Interazione è una parola bellissima, perché è una parola che parla di possibilità e di complessità.
Progettare, avendola bene in mente, consente di allargare lo sguardo per cercare chi e cosa possono aiutare a creare, aggiustare, inventare.
Le viviamo quotidianamente, tra persone, luoghi, oggetti. Ma metterle al centro della ricerca è la vera sfida se vogliamo essere realmente trasformativi.

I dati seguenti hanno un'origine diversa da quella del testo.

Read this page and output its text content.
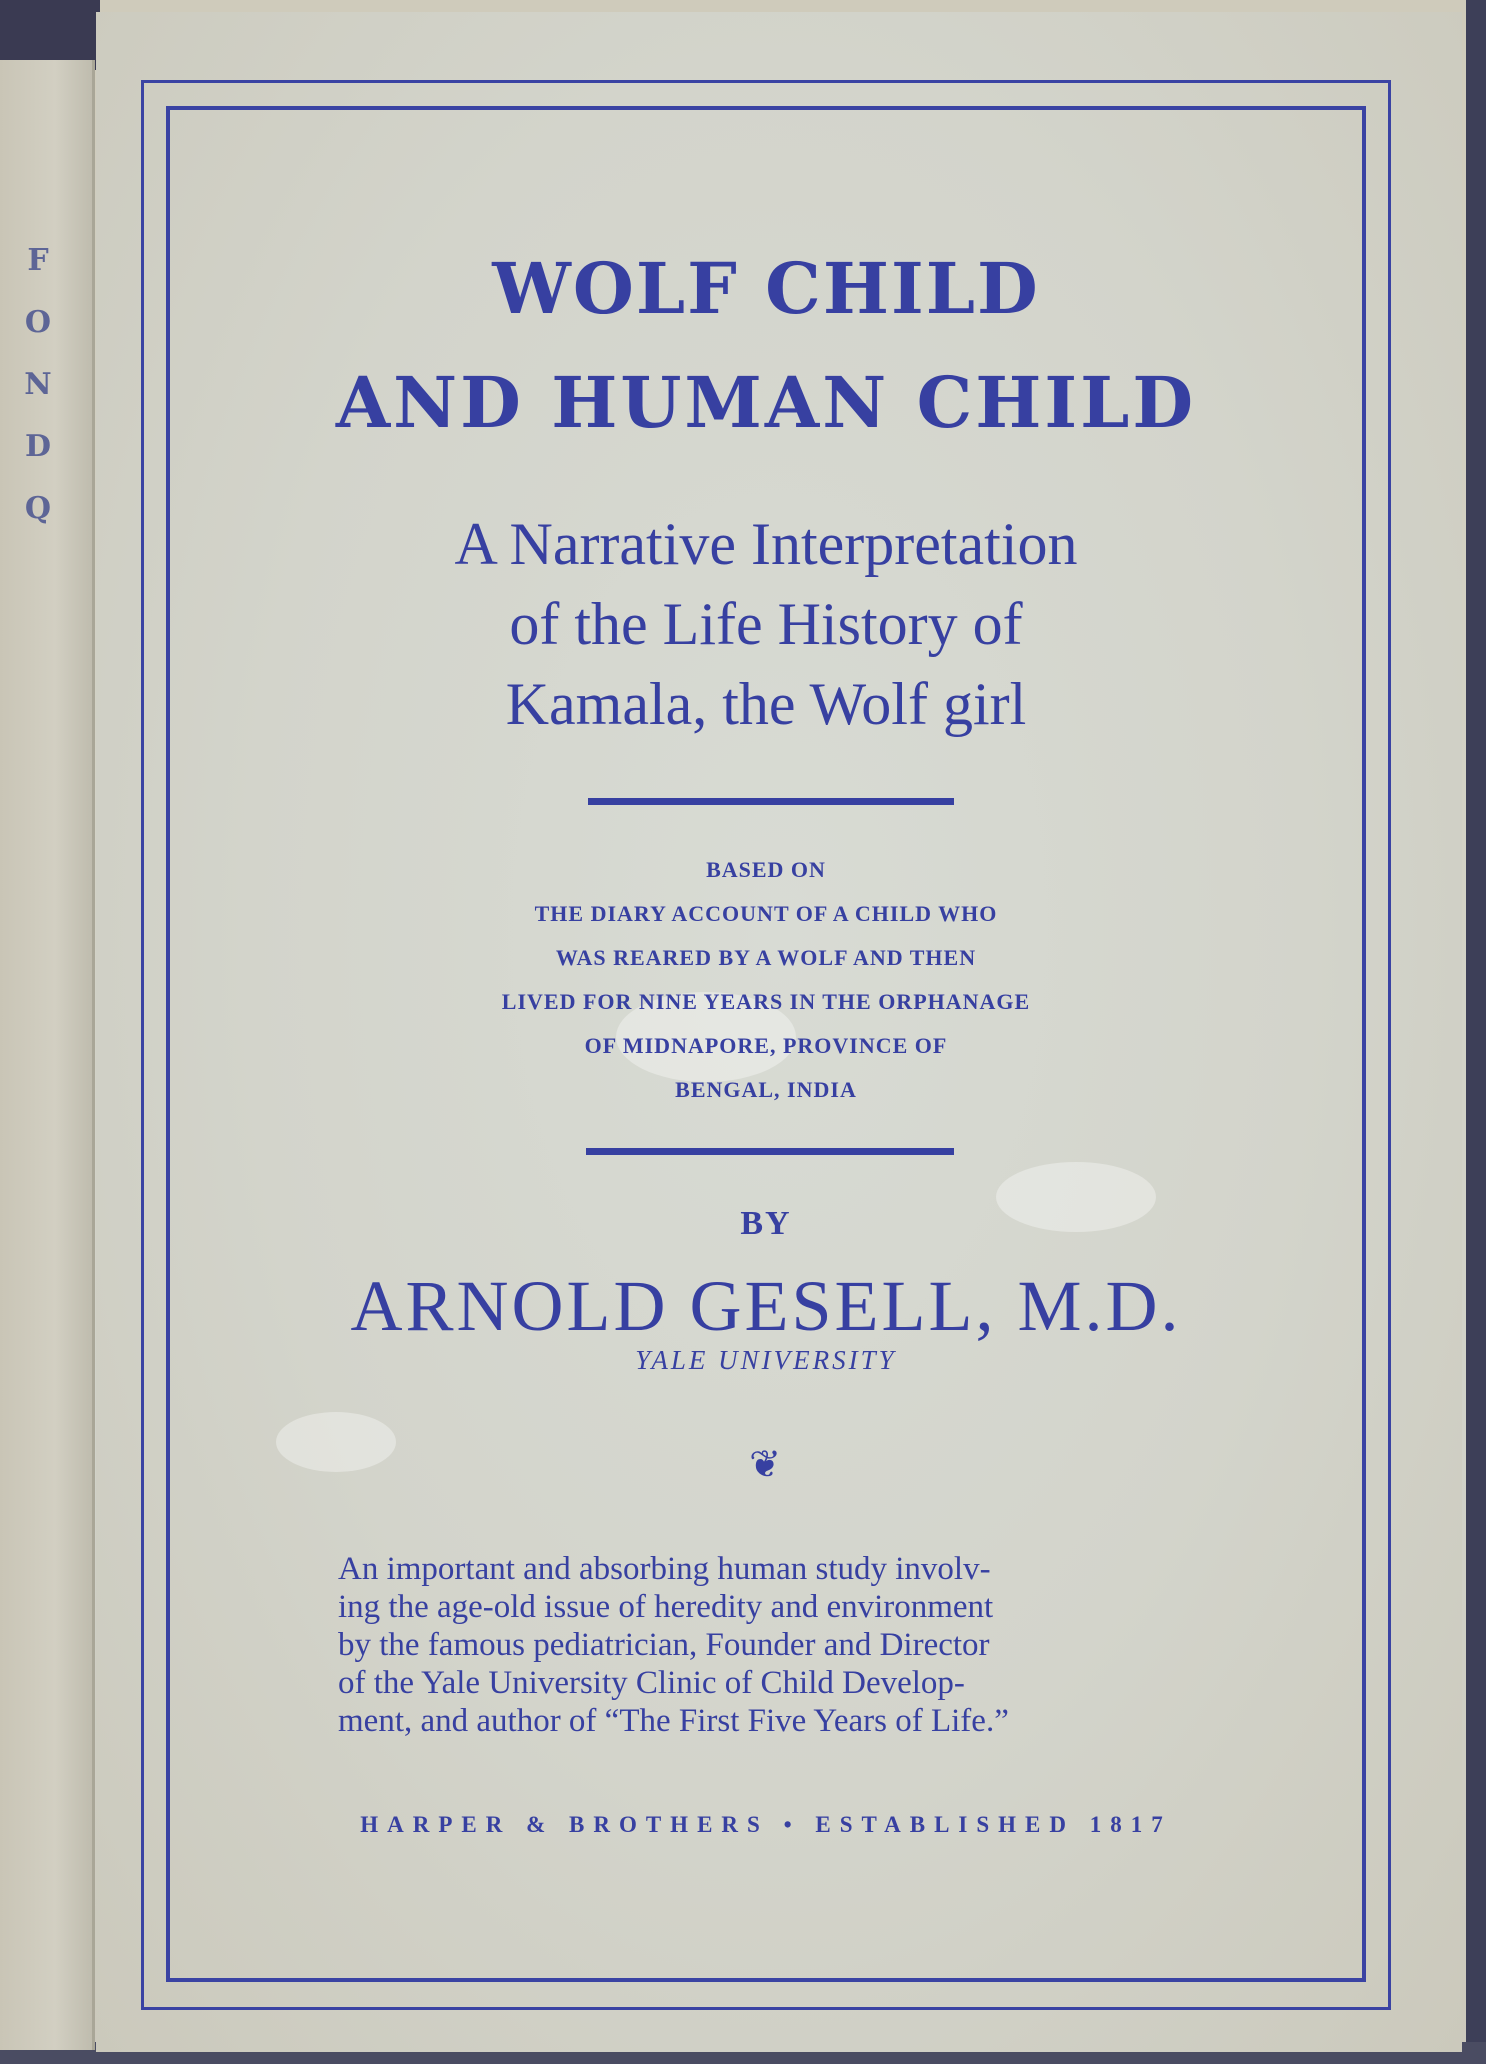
F
O
N
D
Q
WOLF CHILD
AND HUMAN CHILD
A Narrative Interpretation
of the Life History of
Kamala, the Wolf girl
BASED ON
THE DIARY ACCOUNT OF A CHILD WHO
WAS REARED BY A WOLF AND THEN
LIVED FOR NINE YEARS IN THE ORPHANAGE
OF MIDNAPORE, PROVINCE OF
BENGAL, INDIA
BY
ARNOLD GESELL, M.D.
YALE UNIVERSITY
❦
An important and absorbing human study involv-
ing the age-old issue of heredity and environment
by the famous pediatrician, Founder and Director
of the Yale University Clinic of Child Develop-
ment, and author of “The First Five Years of Life.”
HARPER & BROTHERS • ESTABLISHED 1817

Nella progettazione (e poi esperienza) di eventi, spesso alcune interazioni vengono ignorate e ciò porta, da un lato, a oggettivi problemi nel percorso esperienziale delle persone coinvolte, e dall’altro, a una sorta di inaridimento verso l’esterno e verso l’interno, il nostro sé.
Andiamo con ordine.
In questo post mi occupo di interazioni legate agli eventi da tre punti di vista diverso
- Noi e l’utente:Interazioni umane e fisiche nella customer journey
- Noi e la comunità: Interazioni con il territorio che ci ospita
- Noi e noi stessi: Interazioni emozionali.
Noi e l'utente
Ho già scritto più volte in questo blog quanto l’approccio dello human design thinking sia di enorme aiuto nella progettazione e nella risoluzione dei problemi. In particolare ne ho scritto qui e qui.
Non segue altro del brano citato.